From the Mansfield Historical Society Newsletter, Vol. 55, No. 1, April 2019
Spring has officially arrived and as wedding season approaches, we thought you might enjoy this wedding story that was recounted by Jack Lamb in the March 1982 issue of the Mansfield Historical Society Newsletter. It will surely bring back memories to anyone who was associated with UConn or lived in the area in the late 1970s. Jack H. Lamb was a faculty member of the Department of Speech and Drama at the University.
Kimberly R. Storrs is a seventh generation lineal descendant of Samuel Storrs, who first brought the Storrs family to Mansfield. [The family moved to the Mansfield area in 1698 and Samuel Storrs became one of the original proprietors of the town, established in 1702.] She was engaged to an Army Officer named Stephen D. McConnell. Her fiancée was being transferred in September of 1979 from his base in Oklahoma to a new assignment in Maryland.
With map and schedule in hand, the couple discovered that if they traveled diligently and prepared the way before them, they would have time to come to Connecticut and be married in Storrs.
And so they made the necessary arrangements through the Town Clerk and the Judge of Probate to submit blood tests and waive the four-day waiting period between formal applica-tion for a license and its issuance. They also arranged, still by mail, with a Mansfield clergyman for the wedding ceremony.
Everything went along smoothly as planned when the prospective bride and groom arrived the morning of September 14. They picked up the marriage license at Town Hall – and then the blow struck.
The minister who had agreed to perform the marriage ceremony had been called out of town and was not available.
The couple sought out another local minister who expressed great sympathy for their plight, but found his calendar for the morning was too full to add a wedding. He did suggest that, if it would help, he knew the name of a fairly reliable Justice of the Peace. That is how Jack Lamb came into the picture.

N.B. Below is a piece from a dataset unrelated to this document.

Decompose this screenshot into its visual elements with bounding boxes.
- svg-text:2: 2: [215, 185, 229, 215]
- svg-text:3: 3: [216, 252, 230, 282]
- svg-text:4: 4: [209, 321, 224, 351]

On September 14, 1979, Mr. Lamb was at the ROTC Hangar on the University campus taking part in a semi-annual rite of passage known as “Adds and Drops.” It would be too complicated to tell those of you who haven’t experienced it what that means – the simplest explanation probably would be to offer a synonym – like madhouse, or maybe pandemonium.
Telephones are installed in the Hangar for these occasions, but not many, and the telephone numbers are known only to a select few. With persistence and perhaps a modicum of good luck, the groom made telephone contact with Mr. Lamb and asked if he could perform a marriage on the instant. Bemused by the circumstances of the call, and with no knowledge of what lay behind the sense of urgency in the voice on the telephone, Mr. Lamb agreed that if they could find the ROTC Hangar, he could marry them.
During the first few days of the semester, hardened veterans of University life find locating a parking space on campus a problem. It must have been a nightmare for Kimberly and Stephen, now growing panicky as his deadline for reporting in loomed closer and closer. But the special providence that looks after lovers must have been on duty that day, and they found both a parking place and the obscure (to a stranger on campus, at least) building they sought.
Mr. Lamb had made arrangements to have lunch with a long-time friend, and as John Vlandis approached he saw his luncheon friend leave the Hangar with a young couple. “That’s odd,” he said to himself. “Jack didn’t tell me that anyone was joining us.” But the three stopped half-way up the slope between the Hangar and the Faculty-Alumni Center. There, under a huge oak tree, Stephen and Kimberly became husband and wife. The justice of the peace, not having any copies of wedding ceremonies with him, had to improvise a ceremony on the spot. The excited and admiring women who, taking time off from their ‘Adds and Drops” duties and observing from the doorway of the Hangar, had never seen the couple before and may never see them again. But it was accomplished – it was legal – and Kimberly had been married in the land of her forebears.
Ordinarily a justice of the peace signs the marriage license and turns it in to the Town Clerk within the next few day. On this occasion the groom waited uneasily until the license was signed, and then took it himself to return to the Town Clerk. When last seen, the newlyweds were hurrying off in the direction of where they thought they had left their car. They found it, for the marriage license was duly recorded that day. We do not know, but we can hope, that they made a timely arrival in Maryland.
Mr. Lamb and Mr. Vlandis had lunch, the ladies returned to their tables in the Hangar, and within a few minutes there was no more sign that for a brief moment the past and the present had made visible contact.